Outnumbered in the Serbian capital

Ethnic Albanians bunkered in Belgrade worry they will be next victims

The police come late at night looking for him. His friends have been beaten. He has no idea where his family is.

Such is the life of Rexhep, an ethnic Albanian trapped in the Serbian capital. "I feel like a Jew in World War II," he says, speaking in a quivering voice and asking that his real name not be used.

An estimated 6,500 ethnic Albanians live in Belgrade, and, they say, life has never been harder. Even though they are far from the front line - Kosovo - they spend the nights in fear, wondering when they will get the dreaded knock on the door. If they're men of fighting age, they, like other Yugoslav men, are not allowed to leave the country.

They think they'll be the next victims of "ethnic cleansing."

"Everyone is scared," says Rexhep, who is a respected professional here but cannot do his job anymore. "We don't know what to do. If it gets any worse, our lives will be in danger."

According to Rexhep, some ethnic Albanians in Belgrade have already been beaten - by their neighbors. Others have been asked to leave their flats. Businesses have been vandalized.

"I heard of two destroyed [ethnic Albanian-owned] shops," says Natasa Kantic, executive director of the Humanitarian Law Center in Belgrade. "And I spoke with one Albanian lawyer who had to change his address."

But it's difficult to know the real hardships ethnic Albanians face in Belgrade, a bastion of Serbian nationalism. Many are too afraid to speak to foreign journalists. Others are in hiding. They usually work low-paying jobs as manual laborers - the jobs Serbs don't want to do.

They are Muslims; the Serbs are Orthodox Christians.

"A hundred years ago, we lived here better than other Muslims in Europe," says Hamdija Jusufspahic, the head of the last remaining mosque in Belgrade. "When the country split, everything became bad."

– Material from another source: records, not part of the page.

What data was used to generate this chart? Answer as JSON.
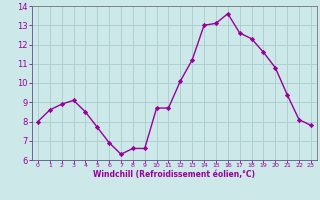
{
  "x": [
    0,
    1,
    2,
    3,
    4,
    5,
    6,
    7,
    8,
    9,
    10,
    11,
    12,
    13,
    14,
    15,
    16,
    17,
    18,
    19,
    20,
    21,
    22,
    23
  ],
  "y": [
    8.0,
    8.6,
    8.9,
    9.1,
    8.5,
    7.7,
    6.9,
    6.3,
    6.6,
    6.6,
    8.7,
    8.7,
    10.1,
    11.2,
    13.0,
    13.1,
    13.6,
    12.6,
    12.3,
    11.6,
    10.8,
    9.4,
    8.1,
    7.8
  ],
  "line_color": "#990099",
  "marker": "D",
  "marker_size": 2.2,
  "bg_color": "#cde8e8",
  "grid_color": "#aacccc",
  "xlabel": "Windchill (Refroidissement éolien,°C)",
  "xlabel_color": "#990099",
  "tick_color": "#990099",
  "ylim": [
    6,
    14
  ],
  "xlim": [
    -0.5,
    23.5
  ],
  "yticks": [
    6,
    7,
    8,
    9,
    10,
    11,
    12,
    13,
    14
  ],
  "xticks": [
    0,
    1,
    2,
    3,
    4,
    5,
    6,
    7,
    8,
    9,
    10,
    11,
    12,
    13,
    14,
    15,
    16,
    17,
    18,
    19,
    20,
    21,
    22,
    23
  ],
  "linewidth": 1.0,
  "spine_color": "#777777"
}
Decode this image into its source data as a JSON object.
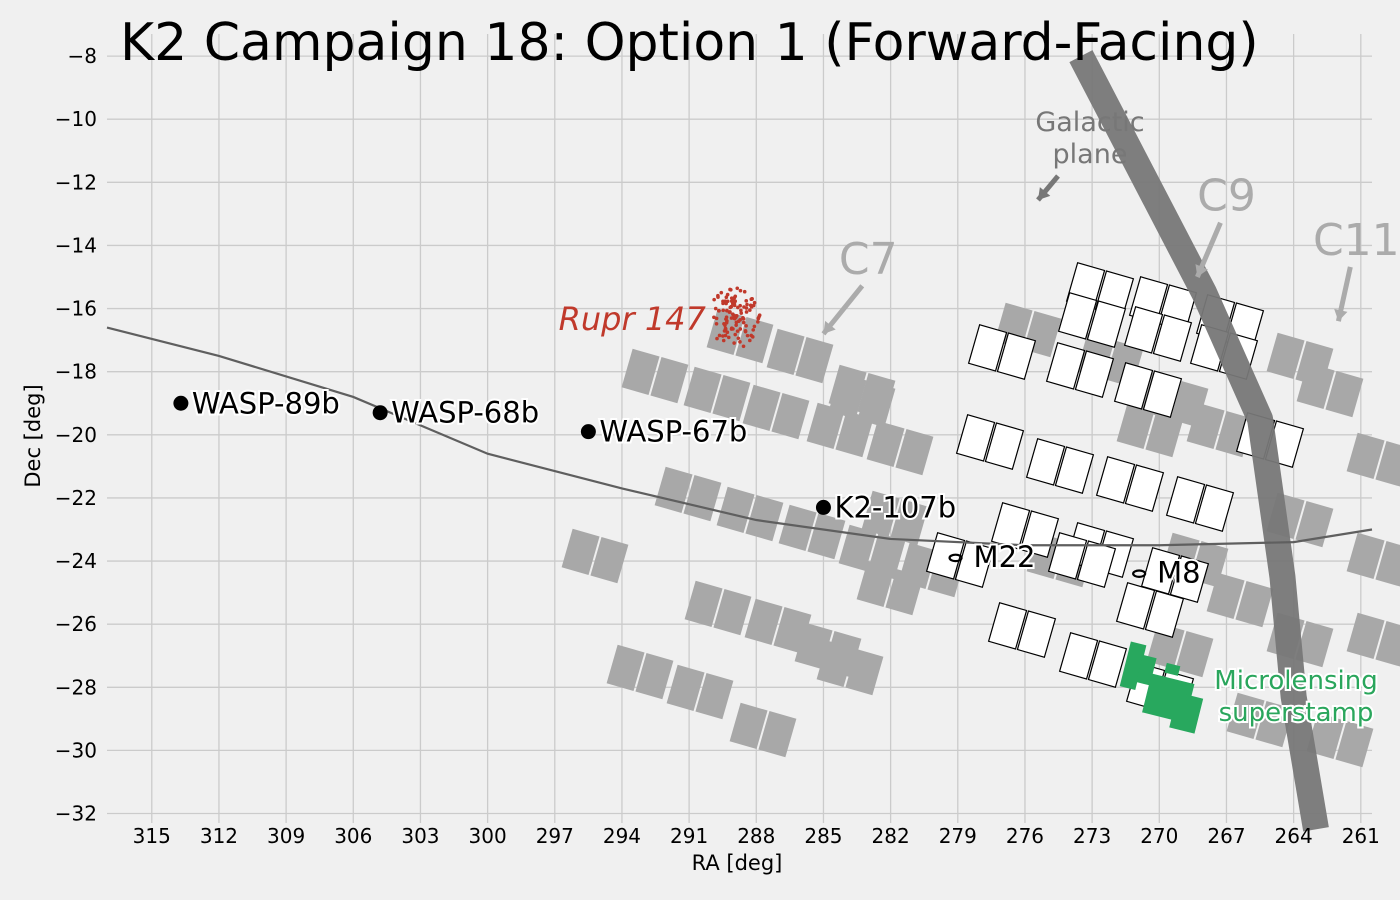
{
  "chart_data": {
    "type": "scatter",
    "title": "K2 Campaign 18: Option 1 (Forward-Facing)",
    "xlabel": "RA [deg]",
    "ylabel": "Dec [deg]",
    "xlim": [
      317,
      260.5
    ],
    "ylim": [
      -32.3,
      -7.3
    ],
    "xticks": [
      315,
      312,
      309,
      306,
      303,
      300,
      297,
      294,
      291,
      288,
      285,
      282,
      279,
      276,
      273,
      270,
      267,
      264,
      261
    ],
    "yticks": [
      -8,
      -10,
      -12,
      -14,
      -16,
      -18,
      -20,
      -22,
      -24,
      -26,
      -28,
      -30,
      -32
    ],
    "grid": true,
    "ecliptic": [
      [
        317,
        -16.6
      ],
      [
        312,
        -17.5
      ],
      [
        306,
        -18.8
      ],
      [
        300,
        -20.6
      ],
      [
        294,
        -21.7
      ],
      [
        288,
        -22.7
      ],
      [
        282,
        -23.3
      ],
      [
        276,
        -23.5
      ],
      [
        270,
        -23.5
      ],
      [
        264,
        -23.4
      ],
      [
        260.5,
        -23.0
      ]
    ],
    "galactic_plane": [
      [
        273.5,
        -8
      ],
      [
        268,
        -15.5
      ],
      [
        265.5,
        -19.5
      ],
      [
        264.5,
        -24.5
      ],
      [
        264,
        -28.3
      ],
      [
        263,
        -32.5
      ]
    ],
    "planets": [
      {
        "name": "WASP-89b",
        "ra": 313.7,
        "dec": -19.0
      },
      {
        "name": "WASP-68b",
        "ra": 304.8,
        "dec": -19.3
      },
      {
        "name": "WASP-67b",
        "ra": 295.5,
        "dec": -19.9
      },
      {
        "name": "K2-107b",
        "ra": 285.0,
        "dec": -22.3
      }
    ],
    "clusters": [
      {
        "name": "M22",
        "ra": 279.1,
        "dec": -23.9
      },
      {
        "name": "M8",
        "ra": 270.9,
        "dec": -24.4
      }
    ],
    "rupr147": {
      "label": "Rupr 147",
      "ra": 289.0,
      "dec": -16.3
    },
    "campaigns": [
      {
        "label": "C7",
        "ra": 283.0,
        "dec": -14.9,
        "arrow_to": [
          285.0,
          -16.8
        ]
      },
      {
        "label": "C9",
        "ra": 267.0,
        "dec": -12.9,
        "arrow_to": [
          268.3,
          -15.0
        ]
      },
      {
        "label": "C11",
        "ra": 261.2,
        "dec": -14.3,
        "arrow_to": [
          262.0,
          -16.4
        ]
      }
    ],
    "galactic_label": {
      "line1": "Galactic",
      "line2": "plane"
    },
    "microlensing_label": {
      "line1": "Microlensing",
      "line2": "superstamp"
    }
  },
  "colors": {
    "background": "#f0f0f0",
    "grid": "#cbcbcb",
    "footprint_grey": "#a8a8a8",
    "footprint_white": "#ffffff",
    "galactic_plane": "#777777",
    "rupr147": "#c0392b",
    "microlensing": "#28a85e"
  }
}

Mr. Jusufspahic is "loyal," meaning he supports the Serbian regime. He blames today's problems on NATO airstrikes.

Yugoslav officials also blame the plight of ethnic Albanians here on NATO bombing. They say those who are not "terrorists" will be protected.

Nevertheless, someone threw a hand grenade in the courtyard of Jusufspahic's 16th-century mosque, where local Albanians worship, early this week. The walls are pocked from shrapnel, the windows shattered.

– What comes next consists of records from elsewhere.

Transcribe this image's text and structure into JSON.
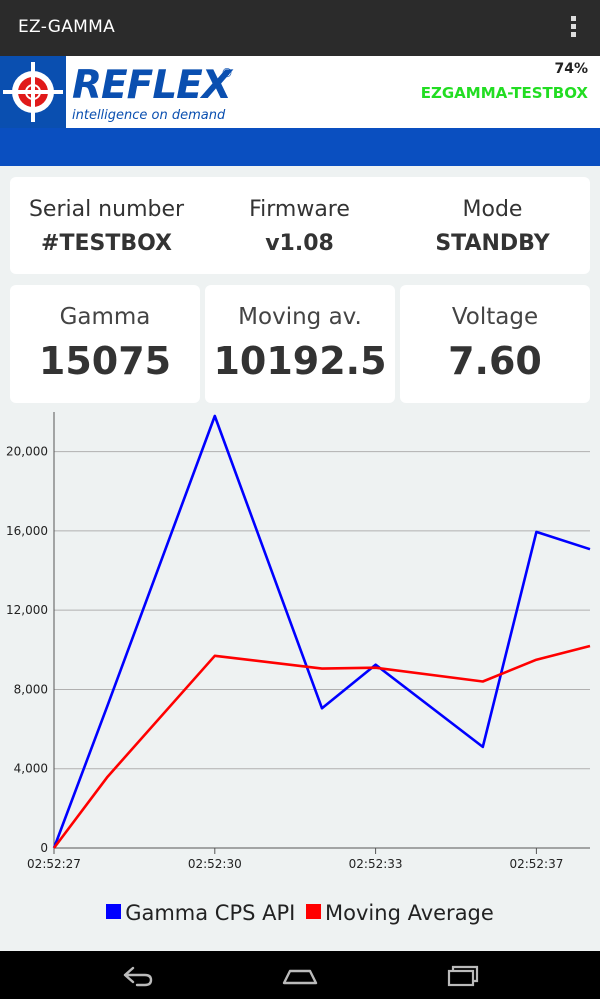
{
  "app": {
    "title": "EZ-GAMMA"
  },
  "brand": {
    "logo_word": "REFLEX",
    "logo_reg": "®",
    "tagline": "intelligence on demand",
    "battery": "74%",
    "device_name": "EZGAMMA-TESTBOX",
    "logo_color": "#0a4fb0",
    "device_name_color": "#22dd22"
  },
  "info": {
    "serial_label": "Serial number",
    "serial_value": "#TESTBOX",
    "firmware_label": "Firmware",
    "firmware_value": "v1.08",
    "mode_label": "Mode",
    "mode_value": "STANDBY"
  },
  "stats": {
    "gamma_label": "Gamma",
    "gamma_value": "15075",
    "moving_label": "Moving av.",
    "moving_value": "10192.5",
    "voltage_label": "Voltage",
    "voltage_value": "7.60"
  },
  "chart_data": {
    "type": "line",
    "x": [
      "02:52:27",
      "02:52:28",
      "02:52:29",
      "02:52:30",
      "02:52:31",
      "02:52:32",
      "02:52:33",
      "02:52:34",
      "02:52:35",
      "02:52:37",
      "02:52:38"
    ],
    "xticks": [
      "02:52:27",
      "02:52:30",
      "02:52:33",
      "02:52:37"
    ],
    "yticks": [
      "0",
      "4,000",
      "8,000",
      "12,000",
      "16,000",
      "20,000"
    ],
    "ylim": [
      0,
      22000
    ],
    "grid": true,
    "legend_position": "bottom",
    "series": [
      {
        "name": "Gamma CPS API",
        "color": "#0000ff",
        "values": [
          0,
          7200,
          null,
          21800,
          null,
          7050,
          9250,
          null,
          5100,
          15950,
          15075
        ]
      },
      {
        "name": "Moving Average",
        "color": "#ff0000",
        "values": [
          0,
          3600,
          null,
          9700,
          null,
          9050,
          9100,
          null,
          8400,
          9500,
          10192.5
        ]
      }
    ]
  }
}
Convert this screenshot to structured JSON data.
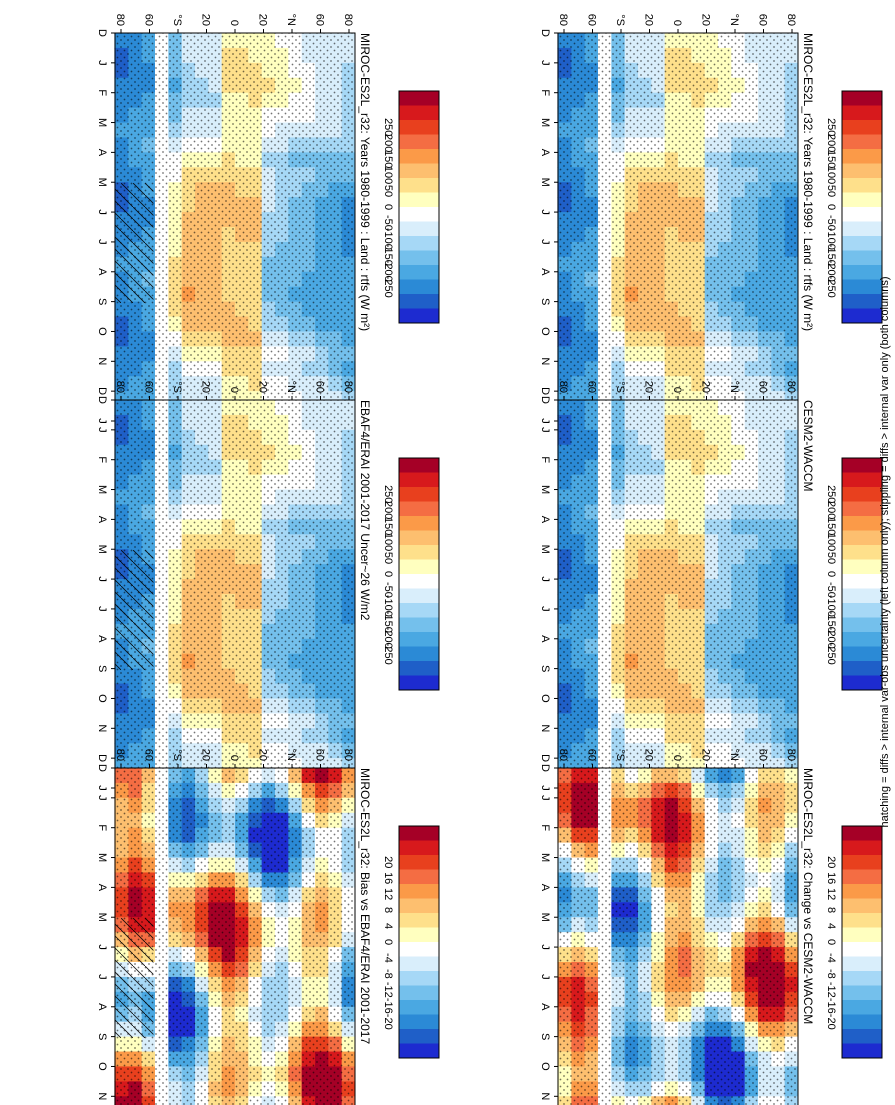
{
  "figure": {
    "footnote": "hatching = diffs > internal var-obs uncertainty (left column only); stippling = diffs > internal var only (both columns)"
  },
  "colors": {
    "abs_scale": [
      "#a50026",
      "#d7191c",
      "#e8401e",
      "#f46d43",
      "#fb9a48",
      "#fdbf6f",
      "#fee08b",
      "#ffffbf",
      "#ffffff",
      "#d9eefb",
      "#a6d8f6",
      "#74c0ec",
      "#4aa8e2",
      "#2b8ad6",
      "#1f5fc8",
      "#1d2bd0"
    ],
    "diff_scale": [
      "#a50026",
      "#d7191c",
      "#e8401e",
      "#f46d43",
      "#fb9a48",
      "#fdbf6f",
      "#fee08b",
      "#ffffbf",
      "#ffffff",
      "#d9eefb",
      "#a6d8f6",
      "#74c0ec",
      "#4aa8e2",
      "#2b8ad6",
      "#1f5fc8",
      "#1d2bd0"
    ]
  },
  "chart_data": [
    {
      "type": "heatmap",
      "id": "p1",
      "title": "MIROC-ES2L_r32: Years 1980-1999 : Land : rtfs (W m²)",
      "x_categories": [
        "D",
        "J",
        "F",
        "M",
        "A",
        "M",
        "J",
        "J",
        "A",
        "S",
        "O",
        "N",
        "D",
        "J"
      ],
      "y_tick_labels": [
        "80",
        "60",
        "°N",
        "20",
        "0",
        "20",
        "°S",
        "60",
        "80"
      ],
      "colorbar_labels": [
        "250",
        "200",
        "150",
        "100",
        "50",
        "0",
        "-50",
        "-100",
        "-150",
        "-200",
        "-250"
      ],
      "hatching": true,
      "stippling": true
    },
    {
      "type": "heatmap",
      "id": "p2",
      "title": "EBAF4/ERAI 2001-2017 Uncer~26 W/m2",
      "x_categories": [
        "D",
        "J",
        "F",
        "M",
        "A",
        "M",
        "J",
        "J",
        "A",
        "S",
        "O",
        "N",
        "D",
        "J"
      ],
      "y_tick_labels": [
        "80",
        "60",
        "°N",
        "20",
        "0",
        "20",
        "°S",
        "60",
        "80"
      ],
      "colorbar_labels": [
        "250",
        "200",
        "150",
        "100",
        "50",
        "0",
        "-50",
        "-100",
        "-150",
        "-200",
        "-250"
      ],
      "hatching": true,
      "stippling": true
    },
    {
      "type": "heatmap",
      "id": "p3",
      "title": "MIROC-ES2L_r32: Bias vs EBAF4/ERAI 2001-2017",
      "x_categories": [
        "D",
        "J",
        "F",
        "M",
        "A",
        "M",
        "J",
        "J",
        "A",
        "S",
        "O",
        "N",
        "D",
        "J"
      ],
      "y_tick_labels": [
        "80",
        "60",
        "°N",
        "20",
        "0",
        "20",
        "°S",
        "60",
        "80"
      ],
      "colorbar_labels": [
        "20",
        "16",
        "12",
        "8",
        "4",
        "0",
        "-4",
        "-8",
        "-12",
        "-16",
        "-20"
      ],
      "hatching": true,
      "stippling": true
    },
    {
      "type": "heatmap",
      "id": "p4",
      "title": "MIROC-ES2L_r32: Years 1980-1999 : Land : rtfs (W m²)",
      "x_categories": [
        "D",
        "J",
        "F",
        "M",
        "A",
        "M",
        "J",
        "J",
        "A",
        "S",
        "O",
        "N",
        "D",
        "J"
      ],
      "y_tick_labels": [
        "80",
        "60",
        "°N",
        "20",
        "0",
        "20",
        "°S",
        "60",
        "80"
      ],
      "colorbar_labels": [
        "250",
        "200",
        "150",
        "100",
        "50",
        "0",
        "-50",
        "-100",
        "-150",
        "-200",
        "-250"
      ],
      "hatching": false,
      "stippling": true
    },
    {
      "type": "heatmap",
      "id": "p5",
      "title": "CESM2-WACCM",
      "x_categories": [
        "D",
        "J",
        "F",
        "M",
        "A",
        "M",
        "J",
        "J",
        "A",
        "S",
        "O",
        "N",
        "D",
        "J"
      ],
      "y_tick_labels": [
        "80",
        "60",
        "°N",
        "20",
        "0",
        "20",
        "°S",
        "60",
        "80"
      ],
      "colorbar_labels": [
        "250",
        "200",
        "150",
        "100",
        "50",
        "0",
        "-50",
        "-100",
        "-150",
        "-200",
        "-250"
      ],
      "hatching": false,
      "stippling": true
    },
    {
      "type": "heatmap",
      "id": "p6",
      "title": "MIROC-ES2L_r32: Change vs CESM2-WACCM",
      "x_categories": [
        "D",
        "J",
        "F",
        "M",
        "A",
        "M",
        "J",
        "J",
        "A",
        "S",
        "O",
        "N",
        "D",
        "J"
      ],
      "y_tick_labels": [
        "80",
        "60",
        "°N",
        "20",
        "0",
        "20",
        "°S",
        "60",
        "80"
      ],
      "colorbar_labels": [
        "20",
        "16",
        "12",
        "8",
        "4",
        "0",
        "-4",
        "-8",
        "-12",
        "-16",
        "-20"
      ],
      "hatching": false,
      "stippling": true
    }
  ]
}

"There is no reason for this," he says. "It's the seventh time it's happened since 1991."

In the Sandzak, a predominantly Muslim region in southwest Serbia, residents are also under pressure to leave their homes, according to Rasim Ljajic, a political leader there.

Before Yugoslav dictator Josip Broz Tito died in 1980, there were an estimated 60,000 ethnic Albanians in Belgrade. That changed, however, when Slobodan Milosevic rose to power on a nationalist platform.

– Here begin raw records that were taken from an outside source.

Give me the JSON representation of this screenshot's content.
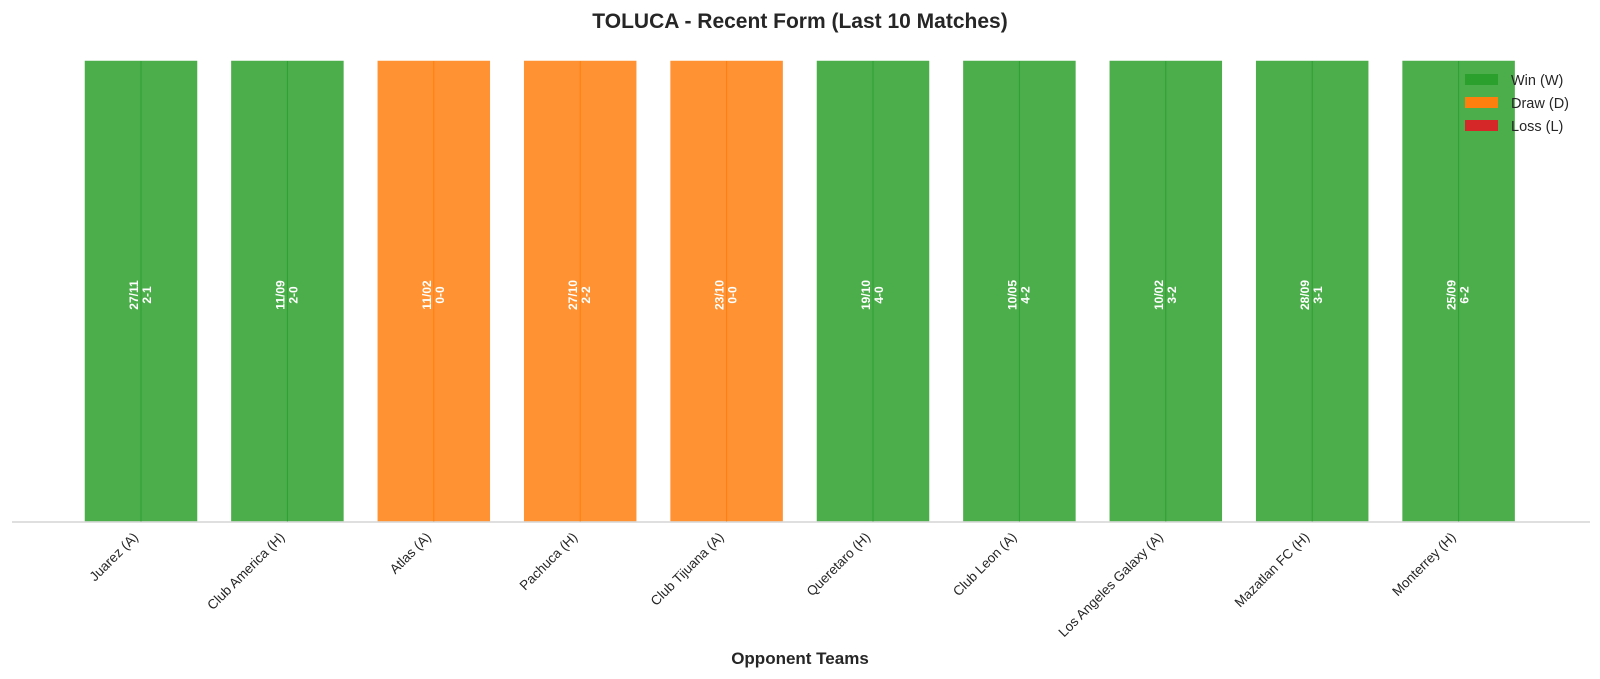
{
  "chart_data": {
    "type": "bar",
    "title": "TOLUCA - Recent Form (Last 10 Matches)",
    "xlabel": "Opponent Teams",
    "ylabel": "",
    "ylim": [
      0,
      1.05
    ],
    "grid": false,
    "legend_placement": "top-right",
    "categories": [
      "Juarez (A)",
      "Club America (H)",
      "Atlas (A)",
      "Pachuca (H)",
      "Club Tijuana (A)",
      "Queretaro (H)",
      "Club Leon (A)",
      "Los Angeles Galaxy (A)",
      "Mazatlan FC (H)",
      "Monterrey (H)"
    ],
    "values": [
      1,
      1,
      1,
      1,
      1,
      1,
      1,
      1,
      1,
      1
    ],
    "results": [
      "W",
      "W",
      "D",
      "D",
      "D",
      "W",
      "W",
      "W",
      "W",
      "W"
    ],
    "dates": [
      "27/11",
      "11/09",
      "11/02",
      "27/10",
      "23/10",
      "19/10",
      "10/05",
      "10/02",
      "28/09",
      "25/09"
    ],
    "scores": [
      "2-1",
      "2-0",
      "0-0",
      "2-2",
      "0-0",
      "4-0",
      "4-2",
      "3-2",
      "3-1",
      "6-2"
    ],
    "legend": [
      {
        "key": "W",
        "label": "Win (W)",
        "color": "#2ca02c"
      },
      {
        "key": "D",
        "label": "Draw (D)",
        "color": "#ff7f0e"
      },
      {
        "key": "L",
        "label": "Loss (L)",
        "color": "#d62728"
      }
    ]
  }
}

By 1991, there were fewer than 10,000 in the capital, according to official census data. While many ethnic Albanian students used to come here to study at the university - as Rexhep did in 1972 - there have been hardly any new students since 1990.

Over the years, most ethnic Albanians moved south to Kosovo, which was autonomous until 1989. And those who didn't move have family there. Like Rexhep.

"I haven't heard from my family in two days," he says. "Maybe I'll go there and try to find them."